The problem with commenting on the financial rescue plan is that Fed Chairman Ben Bernanke and Treasury Secretary Henry Paulson Jr. have not told us all that they know about the financial crisis. Specifically, we don’t know about the financial health of banks individually or in the aggregate. In this entry I will offer a guess: There is widespread bank insolvency and the point of the rescue plan is to use asset purchases to save banks that are good and, just as important, to facilitate closing banks that are bad. If this is right, the rescue plan is a sensible response to the crisis. In effect the plan has a secret component: widespread and controlled bank closings.
On September 18, Bernanke and Paulson met with Congressional leaders in the office of House Speaker Nancy Pelosi. The headline in the New York Times described the attendees as “stunned”. Sen. Christopher Dodd afterwards said “Somber doesn’t begin to justify the words. We have never heard language like this.”

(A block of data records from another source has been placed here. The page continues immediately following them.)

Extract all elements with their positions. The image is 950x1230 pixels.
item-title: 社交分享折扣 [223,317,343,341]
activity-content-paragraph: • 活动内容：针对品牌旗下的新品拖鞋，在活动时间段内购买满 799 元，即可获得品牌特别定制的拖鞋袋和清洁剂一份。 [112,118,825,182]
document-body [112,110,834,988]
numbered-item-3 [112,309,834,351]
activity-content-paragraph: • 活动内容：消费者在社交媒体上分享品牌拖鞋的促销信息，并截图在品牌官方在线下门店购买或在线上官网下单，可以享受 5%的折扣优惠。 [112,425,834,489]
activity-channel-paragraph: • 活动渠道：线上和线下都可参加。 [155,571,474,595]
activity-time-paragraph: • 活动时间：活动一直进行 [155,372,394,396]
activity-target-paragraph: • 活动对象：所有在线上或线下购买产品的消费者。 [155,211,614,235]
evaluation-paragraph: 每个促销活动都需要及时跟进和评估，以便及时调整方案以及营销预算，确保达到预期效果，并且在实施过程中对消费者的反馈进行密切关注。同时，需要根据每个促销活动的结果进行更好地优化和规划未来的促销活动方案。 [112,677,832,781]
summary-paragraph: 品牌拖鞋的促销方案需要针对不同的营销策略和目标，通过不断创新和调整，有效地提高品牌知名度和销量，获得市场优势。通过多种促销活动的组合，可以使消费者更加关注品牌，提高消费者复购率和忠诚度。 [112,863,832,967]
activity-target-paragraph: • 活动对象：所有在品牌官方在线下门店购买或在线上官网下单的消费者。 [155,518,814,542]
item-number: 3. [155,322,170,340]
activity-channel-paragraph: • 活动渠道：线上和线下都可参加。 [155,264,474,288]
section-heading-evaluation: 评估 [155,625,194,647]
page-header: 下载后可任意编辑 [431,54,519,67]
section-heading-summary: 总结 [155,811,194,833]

Subsequently, Bernanke and Paulson have not been publicly forthcoming about what they know. The original proposed Treasury rescue plan was politically clumsy, and generated a lot of criticism (including a petition that I signed). All along I’ve been wondering what was said to Congressional leaders. Exactly what were they told and why haven’t we been told? It’s hard to assess the plan if you don’t know what’s wrong. I think there’s a good reason for the secrecy.
First, what is it that we do know? Credit has dried up: banks and other financial institutions are afraid to deal with one another. There is a lot of “toxic waste”—-mortgage-related assets—-sitting on balance sheets. There is no active trading in these assets and no readily ascertainable market value. We also know that banks have large exposures to the credit risk of other banks stemming from a variety of assets, including credit default swaps. Some banks are insolvent, others are not. You and I have no way to know which banks are solvent, but the Fed must have a pretty good idea.
The plan permits the Treasury to buy troubled assets from banks. Much of the commentary has revolved around the fact that if a bank is insolvent, buying its assets for a fair price will not make it solvent. This has lead to speculation that the Treasury plans to overpay for assets in order to rescue bad banks. There is another possibility, however, which is that the Treasury will not buy assets from insolvent banks, but rather intends to let them fail.
In this interpretation, the plan is not intended to prevent bad banks from failing, but rather to increase confidence in good banks. By identifying the good banks and shoring up their assets, those banks will be able to start lending again and dealing with other good banks. Regulators will be able to close insolvent banks quickly without starting a chain reaction. If a good bank is rumored to be in trouble, the Treasury can buy assets from it. If a bank is truly in trouble, it can be quickly closed. Thus, the plan may have a secret component, namely the pending closure of numerous financial institutions.
This would account for the credit market symptoms we’re seeing (there really are insolvent financial institutions), make sense out of the original version of the rescue plan, and explain the secrecy surrounding the diagnosis. This also explains one curious omission in the original rescue plan: The government was not planning to receive ownership interest in rescued banks because there was no intention of bailing out failed banks. Rather, the plan’s purpose was to liquify good bank balance sheets.
If the intent is what I’ve described, then it’s obvious why Bernanke and Paulson could not explain everything. We still have to be afraid of widespread runs on financial institutions. Bernanke and Paulson wouldn’t announce that the financial system is insolvent for fear of inciting just such a run. Despite deposit insurance, we still have to fear bank runs (the Flow of Funds Account published by the Fed shows $2.4 trillion in time deposits exceeding $100,000 as of June—- this is almost 30% of deposits). There was a run on money market funds earlier this month, stemmed by Paulson’s pledge of $50 billion in insurance. However, there are $3.3 trillion in assets in money market funds, so $50 billion of insurance could be used up in a flash. Widespread runs would be a disaster.
If this analysis is correct, the next few months will be very hard, very expensive, and very disruptive. But it won’t be expensive because we’re rescuing the failures, it will be expensive because we’re doing the right thing and shutting them down.